Klagenfurt (OTS) - Eine weitere Blamage für Volksanwalt Peter Kostelka in der Kärntner Ortstafelfrage sieht Landeshauptmann Jörg Haider. Hintergrund: Kostelka nahm sich einer Beschwerde eines Kärntner Slowenen an, der die einsprachige Bezeichnung des Gemeindeamtes in St. Michael ob Bleiburg als verfassungswidrig ansah. Kostelka befasste daraufhin den Verfassungsdienst des Bundeskanzleramtes mit dieser Beschwerde, der feststellte, dass Amtshäuser und Gemeindeämter keine Aufschriften topographischer Natur sind und daher nicht zweisprachig sein müssen.

Wörtlich heißt es in dem Gutachten des Verfassungsdienstes: "Die Bezeichnung Amtshaus oder Gemeindeamt ist nach Auffassung des Bundeskanzleramtes-Verfassungsdienst keine topographische Bezeichnung oder Aufschrift. (...) Auch die These von Kolonovits, (Bezogen auf ein Gutachten des Verfassungsrechtlers Kolonovits vom September 2006 Anm.) dass sich eine Verpflichtung zur zweisprachigen Beschriftung von Amtsgebäuden aus Art. 7 Z 3 erster Satz StV Wien ergibt, wird vom Bundeskanzleramt-Verfassungsdienst nicht geteilt. (...) Zusammengefasst lässt sich sagen, dass eine Verpflichtung zum zweisprachigen Verfassen der Aufschrift Amtshaus bzw. Gemeindeamt nach Auffassung des Bundeskanzleramtes-Verfassungsdienst nicht besteht, weil es sich dabei um keine topographische Bezeichnung oder Aufschrift handelt."

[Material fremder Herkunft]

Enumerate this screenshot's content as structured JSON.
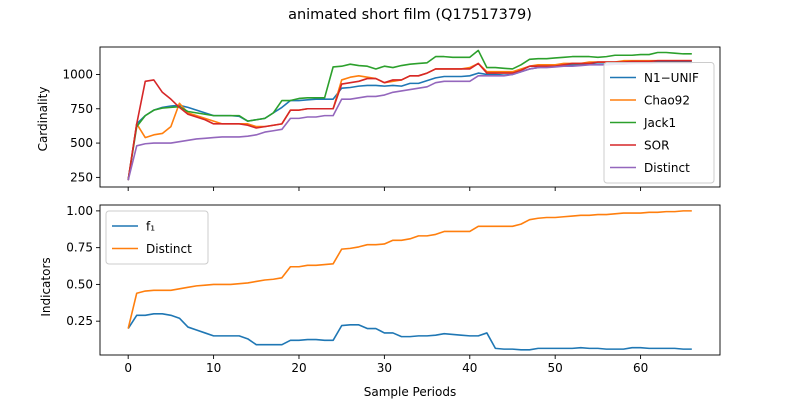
{
  "figure": {
    "title": "animated short film (Q17517379)"
  },
  "chart_data": [
    {
      "type": "line",
      "title": "",
      "xlabel": "",
      "ylabel": "Cardinality",
      "xlim": [
        -3.3,
        69.3
      ],
      "ylim": [
        180,
        1200
      ],
      "xticks": [
        0,
        10,
        20,
        30,
        40,
        50,
        60
      ],
      "xtick_labels_visible": false,
      "yticks": [
        250,
        500,
        750,
        1000
      ],
      "ytick_labels": [
        "250",
        "500",
        "750",
        "1000"
      ],
      "grid": false,
      "legend": "lower-right",
      "x": [
        0,
        1,
        2,
        3,
        4,
        5,
        6,
        7,
        8,
        9,
        10,
        11,
        12,
        13,
        14,
        15,
        16,
        17,
        18,
        19,
        20,
        21,
        22,
        23,
        24,
        25,
        26,
        27,
        28,
        29,
        30,
        31,
        32,
        33,
        34,
        35,
        36,
        37,
        38,
        39,
        40,
        41,
        42,
        43,
        44,
        45,
        46,
        47,
        48,
        49,
        50,
        51,
        52,
        53,
        54,
        55,
        56,
        57,
        58,
        59,
        60,
        61,
        62,
        63,
        64,
        65,
        66
      ],
      "series": [
        {
          "name": "N1−UNIF",
          "color": "#1f77b4",
          "values": [
            230,
            640,
            700,
            740,
            760,
            770,
            775,
            760,
            740,
            720,
            700,
            700,
            700,
            695,
            660,
            670,
            680,
            720,
            760,
            810,
            810,
            815,
            820,
            820,
            820,
            900,
            905,
            915,
            920,
            920,
            915,
            920,
            915,
            935,
            935,
            955,
            975,
            985,
            985,
            985,
            990,
            1010,
            1000,
            1000,
            995,
            1000,
            1020,
            1040,
            1050,
            1060,
            1060,
            1065,
            1070,
            1070,
            1075,
            1075,
            1075,
            1080,
            1080,
            1080,
            1085,
            1085,
            1090,
            1090,
            1090,
            1090,
            1090
          ]
        },
        {
          "name": "Chao92",
          "color": "#ff7f0e",
          "values": [
            230,
            640,
            540,
            560,
            570,
            620,
            790,
            720,
            700,
            680,
            660,
            640,
            640,
            640,
            640,
            620,
            620,
            630,
            640,
            740,
            740,
            750,
            750,
            750,
            750,
            960,
            980,
            990,
            980,
            970,
            940,
            950,
            960,
            990,
            990,
            1010,
            1040,
            1040,
            1040,
            1040,
            1050,
            1080,
            1020,
            1020,
            1020,
            1020,
            1040,
            1060,
            1070,
            1070,
            1070,
            1080,
            1080,
            1080,
            1090,
            1090,
            1090,
            1090,
            1100,
            1100,
            1100,
            1100,
            1100,
            1100,
            1100,
            1100,
            1100
          ]
        },
        {
          "name": "Jack1",
          "color": "#2ca02c",
          "values": [
            230,
            620,
            700,
            740,
            755,
            760,
            765,
            730,
            720,
            710,
            700,
            700,
            700,
            700,
            660,
            670,
            680,
            720,
            810,
            810,
            825,
            830,
            830,
            830,
            1055,
            1060,
            1075,
            1065,
            1060,
            1040,
            1060,
            1050,
            1065,
            1075,
            1080,
            1085,
            1130,
            1130,
            1125,
            1125,
            1125,
            1175,
            1050,
            1050,
            1045,
            1040,
            1070,
            1110,
            1115,
            1115,
            1120,
            1125,
            1130,
            1130,
            1130,
            1125,
            1130,
            1140,
            1140,
            1140,
            1145,
            1145,
            1160,
            1160,
            1155,
            1150,
            1150
          ]
        },
        {
          "name": "SOR",
          "color": "#d62728",
          "values": [
            230,
            640,
            950,
            960,
            870,
            820,
            760,
            710,
            690,
            670,
            640,
            640,
            640,
            640,
            630,
            610,
            620,
            630,
            640,
            740,
            740,
            750,
            750,
            750,
            750,
            930,
            940,
            950,
            970,
            970,
            940,
            960,
            960,
            990,
            990,
            1010,
            1040,
            1040,
            1040,
            1040,
            1040,
            1080,
            1010,
            1010,
            1010,
            1010,
            1030,
            1060,
            1060,
            1060,
            1060,
            1070,
            1080,
            1080,
            1080,
            1090,
            1090,
            1090,
            1090,
            1095,
            1095,
            1095,
            1100,
            1100,
            1100,
            1100,
            1100
          ]
        },
        {
          "name": "Distinct",
          "color": "#9467bd",
          "values": [
            230,
            480,
            495,
            500,
            500,
            500,
            510,
            520,
            530,
            535,
            540,
            545,
            545,
            545,
            550,
            560,
            580,
            590,
            600,
            680,
            680,
            690,
            690,
            700,
            700,
            820,
            820,
            830,
            840,
            840,
            850,
            870,
            880,
            890,
            900,
            910,
            940,
            950,
            950,
            950,
            950,
            990,
            990,
            990,
            990,
            1000,
            1020,
            1040,
            1050,
            1050,
            1055,
            1060,
            1060,
            1065,
            1070,
            1070,
            1070,
            1075,
            1075,
            1080,
            1080,
            1080,
            1085,
            1085,
            1085,
            1085,
            1085
          ]
        }
      ]
    },
    {
      "type": "line",
      "title": "",
      "xlabel": "Sample Periods",
      "ylabel": "Indicators",
      "xlim": [
        -3.3,
        69.3
      ],
      "ylim": [
        0.02,
        1.04
      ],
      "xticks": [
        0,
        10,
        20,
        30,
        40,
        50,
        60
      ],
      "xtick_labels": [
        "0",
        "10",
        "20",
        "30",
        "40",
        "50",
        "60"
      ],
      "yticks": [
        0.25,
        0.5,
        0.75,
        1.0
      ],
      "ytick_labels": [
        "0.25",
        "0.50",
        "0.75",
        "1.00"
      ],
      "grid": false,
      "legend": "upper-left",
      "x": [
        0,
        1,
        2,
        3,
        4,
        5,
        6,
        7,
        8,
        9,
        10,
        11,
        12,
        13,
        14,
        15,
        16,
        17,
        18,
        19,
        20,
        21,
        22,
        23,
        24,
        25,
        26,
        27,
        28,
        29,
        30,
        31,
        32,
        33,
        34,
        35,
        36,
        37,
        38,
        39,
        40,
        41,
        42,
        43,
        44,
        45,
        46,
        47,
        48,
        49,
        50,
        51,
        52,
        53,
        54,
        55,
        56,
        57,
        58,
        59,
        60,
        61,
        62,
        63,
        64,
        65,
        66
      ],
      "series": [
        {
          "name": "f₁",
          "color": "#1f77b4",
          "values": [
            0.2,
            0.29,
            0.29,
            0.3,
            0.3,
            0.29,
            0.27,
            0.21,
            0.19,
            0.17,
            0.15,
            0.15,
            0.15,
            0.15,
            0.13,
            0.09,
            0.09,
            0.09,
            0.09,
            0.12,
            0.12,
            0.125,
            0.125,
            0.12,
            0.12,
            0.22,
            0.225,
            0.225,
            0.2,
            0.2,
            0.17,
            0.17,
            0.145,
            0.145,
            0.15,
            0.15,
            0.155,
            0.165,
            0.16,
            0.155,
            0.15,
            0.15,
            0.17,
            0.065,
            0.06,
            0.06,
            0.055,
            0.055,
            0.065,
            0.065,
            0.065,
            0.065,
            0.065,
            0.07,
            0.065,
            0.065,
            0.06,
            0.06,
            0.06,
            0.07,
            0.07,
            0.065,
            0.065,
            0.065,
            0.065,
            0.06,
            0.06
          ]
        },
        {
          "name": "Distinct",
          "color": "#ff7f0e",
          "values": [
            0.2,
            0.44,
            0.455,
            0.46,
            0.46,
            0.46,
            0.47,
            0.48,
            0.49,
            0.495,
            0.5,
            0.5,
            0.5,
            0.505,
            0.51,
            0.52,
            0.53,
            0.535,
            0.545,
            0.62,
            0.62,
            0.63,
            0.63,
            0.635,
            0.64,
            0.74,
            0.745,
            0.755,
            0.77,
            0.77,
            0.775,
            0.8,
            0.8,
            0.81,
            0.83,
            0.83,
            0.84,
            0.86,
            0.86,
            0.86,
            0.86,
            0.895,
            0.895,
            0.895,
            0.895,
            0.895,
            0.91,
            0.94,
            0.95,
            0.955,
            0.955,
            0.96,
            0.965,
            0.97,
            0.97,
            0.975,
            0.975,
            0.98,
            0.985,
            0.985,
            0.985,
            0.99,
            0.99,
            0.995,
            0.995,
            1.0,
            1.0
          ]
        }
      ]
    }
  ]
}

Jörg Haider sieht in diesem Gutachten eine wichtige rechtliche Klarstellung, die slowenische Begehrlichkeiten, ganz Unterkärntenzweisprachig zu machen - von Ortstafeln bis Aufschriften an öffentlichen Gebäuden - eindeutig in die Schranken weist. Neuerlich betonte der Kärntner Landeshauptmann, dass es kein von Wien aufgezwungenes Ortstafel-Diktat geben werde. Auch die Forderung nach einer Muttersprachenehrhebung bleibe aufrecht. Haider: "Ohne Muttersprachenerhebung keine Ortstafeln!" Dies werde er, Haider, auch Bundeskanzler Gusenbauer klar machen. "Ich vertrete damit auch die Linie der roten Südkärntner Bürgermeister, die, so hört man, gemeinsam mit Schaunig bereits bei Gusenbauer waren und ihm in der Ortstafelfrage ordentlich ins Gewissen geredet haben", so der Kärntner Landeshauptmann abschließend.